I've done 3-4 of these cones. All of mine were shakes, metal or slate, never comp. You can make a wire "ring" at the top, then use a string and a pencil to get even lines around the cone for your courses. Just shorten the string to the next course and mark. I don't think you need the lift. Board the bottom, then board again about 5' up....it looks like you can reach the top then.
Jim


----------



## Crankshaft (Apr 20, 2004)

Guys, thanks for the input. This confirms about what I had in mind. Grumpy, the roof deck is OK. The outside is just about finished except for the roof. I'll post pictures as soon as it's done. This has been a $100,000 + rehab job.

Thanks a lot,
Crankshaft


----------



## Teetorbilt (Feb 12, 2004)

I'm just curious, what do you do at the peak? I'm thinking a soldered copper cap or something similar.


----------



## Grumpy (Oct 8, 2003)

Yup. Almost always a metal cap.

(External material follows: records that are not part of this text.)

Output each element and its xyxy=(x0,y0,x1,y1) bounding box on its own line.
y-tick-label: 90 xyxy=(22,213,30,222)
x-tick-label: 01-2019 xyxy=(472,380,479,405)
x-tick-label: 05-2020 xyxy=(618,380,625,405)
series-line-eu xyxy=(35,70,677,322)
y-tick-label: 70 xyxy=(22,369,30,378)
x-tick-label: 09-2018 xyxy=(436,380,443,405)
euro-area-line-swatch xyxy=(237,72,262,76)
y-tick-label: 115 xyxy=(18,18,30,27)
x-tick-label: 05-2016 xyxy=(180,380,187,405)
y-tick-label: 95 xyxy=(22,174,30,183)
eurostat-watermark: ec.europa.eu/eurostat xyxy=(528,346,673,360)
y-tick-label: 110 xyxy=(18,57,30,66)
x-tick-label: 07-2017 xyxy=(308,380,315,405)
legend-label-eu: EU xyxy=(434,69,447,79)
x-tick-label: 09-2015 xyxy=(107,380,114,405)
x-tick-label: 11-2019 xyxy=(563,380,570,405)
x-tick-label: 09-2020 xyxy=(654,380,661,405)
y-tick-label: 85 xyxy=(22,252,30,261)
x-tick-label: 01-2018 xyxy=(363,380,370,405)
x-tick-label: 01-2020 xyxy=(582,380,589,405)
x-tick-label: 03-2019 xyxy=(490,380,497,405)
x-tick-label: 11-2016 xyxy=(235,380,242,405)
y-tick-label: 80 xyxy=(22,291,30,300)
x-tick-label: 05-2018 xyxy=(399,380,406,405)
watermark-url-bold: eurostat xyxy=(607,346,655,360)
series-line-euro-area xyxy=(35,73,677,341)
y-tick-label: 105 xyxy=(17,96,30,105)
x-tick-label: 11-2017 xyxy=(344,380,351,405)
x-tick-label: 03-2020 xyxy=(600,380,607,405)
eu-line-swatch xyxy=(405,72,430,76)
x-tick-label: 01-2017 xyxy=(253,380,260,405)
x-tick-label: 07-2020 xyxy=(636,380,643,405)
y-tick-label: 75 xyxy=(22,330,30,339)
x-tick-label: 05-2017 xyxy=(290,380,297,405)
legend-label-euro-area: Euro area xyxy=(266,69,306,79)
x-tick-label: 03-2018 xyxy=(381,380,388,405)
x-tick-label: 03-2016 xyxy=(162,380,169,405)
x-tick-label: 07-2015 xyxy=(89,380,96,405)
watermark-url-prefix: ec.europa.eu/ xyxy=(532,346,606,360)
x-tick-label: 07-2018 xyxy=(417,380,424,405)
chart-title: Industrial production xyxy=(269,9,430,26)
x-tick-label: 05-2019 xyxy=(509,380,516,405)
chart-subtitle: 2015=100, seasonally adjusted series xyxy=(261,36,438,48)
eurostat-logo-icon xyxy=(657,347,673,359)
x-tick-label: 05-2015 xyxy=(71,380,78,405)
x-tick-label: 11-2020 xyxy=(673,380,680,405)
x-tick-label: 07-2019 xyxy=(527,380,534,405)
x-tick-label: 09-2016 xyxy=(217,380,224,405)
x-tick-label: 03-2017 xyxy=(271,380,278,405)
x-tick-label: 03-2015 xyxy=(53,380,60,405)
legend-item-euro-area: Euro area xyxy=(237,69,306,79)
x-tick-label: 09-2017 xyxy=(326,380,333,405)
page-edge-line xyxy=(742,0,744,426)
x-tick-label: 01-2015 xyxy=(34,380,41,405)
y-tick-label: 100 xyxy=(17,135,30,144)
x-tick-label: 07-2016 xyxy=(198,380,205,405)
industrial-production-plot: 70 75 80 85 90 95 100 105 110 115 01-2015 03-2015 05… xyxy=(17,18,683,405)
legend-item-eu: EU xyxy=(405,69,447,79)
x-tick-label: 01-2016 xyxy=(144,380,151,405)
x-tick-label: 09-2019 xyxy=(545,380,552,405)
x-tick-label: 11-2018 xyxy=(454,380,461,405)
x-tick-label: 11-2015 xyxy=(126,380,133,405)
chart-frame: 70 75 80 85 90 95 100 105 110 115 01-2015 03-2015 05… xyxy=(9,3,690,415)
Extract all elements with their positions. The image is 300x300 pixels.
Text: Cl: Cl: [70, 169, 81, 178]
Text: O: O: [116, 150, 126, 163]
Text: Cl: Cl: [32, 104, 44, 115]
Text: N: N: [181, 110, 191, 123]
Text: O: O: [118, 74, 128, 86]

You can buy decorative copulas.


----------



## jmorgan (Jan 31, 2004)

This one is a pretty simple cap. A freehand cedar job from Midway, Ut a few years ago.
Jim


----------



## Grumpy (Oct 8, 2003)

I need to get a few of those for my portfolio. Let me ask you, what did you upcharge to do it freehand like that? I'd also heard it called "gator skin".


----------



## Teetorbilt (Feb 12, 2004)

Very cool roof!


----------



## tinner666 (Nov 3, 2004)

I've had good luck with these by lapping joints instead of butting. Only lap at single ply ends, even if you have to modify shingles to fit. Do same things on each side for uniformity and they look good. Frank


----------



## Crankshaft (Apr 20, 2004)

Thanks everyone for you input.
It's statring to come together. My crew will start the tear off Monday.
My roofing distributor found a great article in Roofing/Siding/Insulation January 1983 by Harcourt Brace Jovanovich, Inc. This shows how to lay out and cut the angles. My guess was pretty close. Pull two strings from the top to the bottom (36" apart or the width of one shingle at the cone's base). This shows the angle of all cuts. Divide the cone into 3rds (2/3rds shingle and 1/3 shingle and scribe these parallel reference lines around the cone. Start trimming and fill in. Sounds pretty straight forward.

I can save the top cap and reuse it.
Anyone looking for experience to add to their resume?? I'll buy steaks and beer.

Crankshaft


----------



## jmorgan (Jan 31, 2004)

I didn't do this one. The builder told me the peicework labor was 275/sq. There is another one further down the street that has curves and concaves at the valleys and eaves. The cedar shingles were steamed in a homemade steamer overnight and installed the next day wet. 15-20 years old now. Went for $40,000 labor on about 20 sqs. It is also a "freehand" installation on the horizontal. Here are a few more photos. Took 6 months to do. Sorry about the blurred colors, but my photos are way too high a resolution for this board. They are reduced 95% to fit. I'll be over by these jobs in the next few days and will take and post a few fotos of the "steamed" job.
Jim


----------



## jmorgan (Jan 31, 2004)

Here are some low res fotos of the "steamed" cedar shingles. Kraig Clawsen of Inovative Roofing Systems in Salt Lake City did the job in about 1981.
Jim


----------



## jmorgan (Jan 31, 2004)

the last foto.
Jim


----------



## Grumpy (Oct 8, 2003)

Cedar roofs like that are really nice and take a professional to install. That's why I like high end work... there is less compititon and all your compitition demands top dollar too so it's hard to get low balled and easier to sell on quality.


----------



## jmorgan (Jan 31, 2004)

Crankshaft, that makes sense to me. I was wondering how you would do it with 36" comp. We did it with shakes and slate and just hand trimmed them to mach the angle as we went, but they weren't 36" either.
Grumpy, I agree wholheartedly.
Jim


----------